Just curious, why go back with pex when you're only replacing 6" or so? You could still use the shark bites which are great for tight spaces surrounded by wood. On copper houses I always go back with copper unless its a repipe or something. I'm not saying you have to do it my way but just curious as to why you chose pex vs copper. On galvanized houses I'll always use pex as a replacement but not on copper houses.


----------



## dhal22 (Jul 30, 2010)

I've had a Shark Bite pop off before. A long time customer of mine had a 1/2" copper wall hydrant pipe freeze and burst just inside a water heater room with a exterior door. I tried to sell heat maintenance cable along with the repair but he had never had a freeze problem in the 20 yrs he had been living there. With the damage being in wall I chose to sharkbite it vs risking fire. Well it froze again the next year. The sharkbite teeth dug into and grooved the copper until it popped off.

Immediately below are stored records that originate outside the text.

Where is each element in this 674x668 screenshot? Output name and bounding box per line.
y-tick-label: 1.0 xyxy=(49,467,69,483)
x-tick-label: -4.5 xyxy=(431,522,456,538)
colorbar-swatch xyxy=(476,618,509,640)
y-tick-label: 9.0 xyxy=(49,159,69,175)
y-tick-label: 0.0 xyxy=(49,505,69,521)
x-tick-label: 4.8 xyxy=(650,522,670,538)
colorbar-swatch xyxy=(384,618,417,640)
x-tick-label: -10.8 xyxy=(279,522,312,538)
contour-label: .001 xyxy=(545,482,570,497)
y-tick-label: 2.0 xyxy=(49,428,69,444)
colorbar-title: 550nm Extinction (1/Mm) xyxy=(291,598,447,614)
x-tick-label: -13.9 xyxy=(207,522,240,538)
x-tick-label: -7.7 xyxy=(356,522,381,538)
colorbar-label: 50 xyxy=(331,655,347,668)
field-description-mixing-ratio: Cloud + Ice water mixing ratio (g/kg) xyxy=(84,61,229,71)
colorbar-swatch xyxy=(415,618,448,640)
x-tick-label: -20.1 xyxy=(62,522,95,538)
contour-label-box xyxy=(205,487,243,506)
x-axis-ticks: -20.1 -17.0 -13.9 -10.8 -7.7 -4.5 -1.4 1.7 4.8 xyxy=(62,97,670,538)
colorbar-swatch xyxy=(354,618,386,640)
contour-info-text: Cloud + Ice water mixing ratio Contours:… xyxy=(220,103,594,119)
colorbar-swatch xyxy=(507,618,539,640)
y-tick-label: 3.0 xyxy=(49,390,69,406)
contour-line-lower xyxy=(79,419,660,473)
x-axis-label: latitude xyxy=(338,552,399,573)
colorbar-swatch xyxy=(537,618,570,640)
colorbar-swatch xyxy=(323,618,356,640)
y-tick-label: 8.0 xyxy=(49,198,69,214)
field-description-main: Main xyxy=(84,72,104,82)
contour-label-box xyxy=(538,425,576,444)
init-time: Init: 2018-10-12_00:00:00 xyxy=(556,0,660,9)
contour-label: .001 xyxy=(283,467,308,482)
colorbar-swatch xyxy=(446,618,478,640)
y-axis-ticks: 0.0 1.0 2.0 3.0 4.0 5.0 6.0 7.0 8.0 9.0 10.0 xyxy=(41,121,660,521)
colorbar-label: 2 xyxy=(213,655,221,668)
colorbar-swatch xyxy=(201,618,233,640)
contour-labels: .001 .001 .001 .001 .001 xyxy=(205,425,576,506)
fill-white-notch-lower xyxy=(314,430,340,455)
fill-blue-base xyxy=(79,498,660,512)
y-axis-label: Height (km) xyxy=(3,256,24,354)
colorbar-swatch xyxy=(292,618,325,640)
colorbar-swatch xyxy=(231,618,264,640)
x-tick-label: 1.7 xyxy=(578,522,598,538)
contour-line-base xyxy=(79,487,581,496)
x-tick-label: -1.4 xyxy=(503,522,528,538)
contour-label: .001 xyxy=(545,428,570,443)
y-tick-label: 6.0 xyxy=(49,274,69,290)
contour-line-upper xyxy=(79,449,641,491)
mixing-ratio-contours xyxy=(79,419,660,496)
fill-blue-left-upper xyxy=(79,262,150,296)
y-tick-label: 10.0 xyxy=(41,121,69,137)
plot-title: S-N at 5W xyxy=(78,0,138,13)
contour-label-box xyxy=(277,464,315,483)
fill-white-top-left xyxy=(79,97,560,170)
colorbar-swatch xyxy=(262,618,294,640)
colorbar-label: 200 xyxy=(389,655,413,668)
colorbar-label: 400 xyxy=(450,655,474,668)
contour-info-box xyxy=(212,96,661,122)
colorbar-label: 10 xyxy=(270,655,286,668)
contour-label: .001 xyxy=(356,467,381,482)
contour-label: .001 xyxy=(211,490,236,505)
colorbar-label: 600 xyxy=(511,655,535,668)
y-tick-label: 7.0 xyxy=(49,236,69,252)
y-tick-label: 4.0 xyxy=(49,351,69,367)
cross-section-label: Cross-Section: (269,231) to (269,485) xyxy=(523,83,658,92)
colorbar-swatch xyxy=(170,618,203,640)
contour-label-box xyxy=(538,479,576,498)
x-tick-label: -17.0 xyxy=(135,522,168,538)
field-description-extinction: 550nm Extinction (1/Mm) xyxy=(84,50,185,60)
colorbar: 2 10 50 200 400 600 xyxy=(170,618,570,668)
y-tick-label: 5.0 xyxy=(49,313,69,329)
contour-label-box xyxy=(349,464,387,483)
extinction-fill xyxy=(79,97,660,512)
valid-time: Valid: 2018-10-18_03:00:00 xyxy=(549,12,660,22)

I used a sharkbite to make the repair again but protected it with heat maintenance cable. Several years have gone by and no call backs on freeze damage.

David


----------



## 1929chrysler (Jul 10, 2012)

dhal22 said:


> I've had a Shark Bite pop off before. A long time customer of mine had a 1/2" copper wall hydrant pipe freeze and burst just inside a water heater room with a exterior door. I tried to sell heat maintenance cable along with the repair but he had never had a freeze problem in the 20 yrs he had been living there. With the damage being in wall I chose to sharkbite it vs risking fire. Well it froze again the next year. The sharkbite teeth dug into and grooved the copper until it popped off.
> 
> I used a sharkbite to make the repair again but protected it with heat maintenance cable. Several years have gone by and no call backs on freeze damage.
> 
> David


That's exactly what I saw on the shark bites that had popped off. Grooves gouged into the copper from the teeth of the shark bite.


----------



## SunnyDaRench (Apr 2, 2014)

Just went to a " installation of a water meter job" picture this copper 3/4" main coming out of foundation approx. 2'. Then a 3/4" sharkbite then another 8" a ball valve, cut line after valve , this was scary, **** was moving all over the place, true butcher job a sharkbite on a water main!


----------



## jigs-n-fixtures (Feb 22, 2014)

Best Darn Sewer said:


> Just curious, why go back with pex when you're only replacing 6" or so? You could still use the shark bites which are great for tight spaces surrounded by wood. On copper houses I always go back with copper unless its a repipe or something. I'm not saying you have to do it my way but just curious as to why you chose pex vs copper. On galvanized houses I'll always use pex as a replacement but not on copper houses.


I had the pex on the truck, but we didn't have any copper. 

If we had the budget I'd replace all the copper in our buildings with pex. If I'd known how many splits and pushed off fittings we would find, I would have run pex for the whole house and been done with it. It would have taken less time. 

We normally don't have this bad of issues opening buildings in the spring. But with Congress's shutdown of the government last fall, my crew got furloughed, and the fire guys closed the buildings. Things were not done right and water got left in the lines on several of the buildings. It has been an interesting spring. Hopefully they don't do it again this fall.

Dignity, Honor, and Respect: Even when their, dishonoring disrespect leaves you indignant.


----------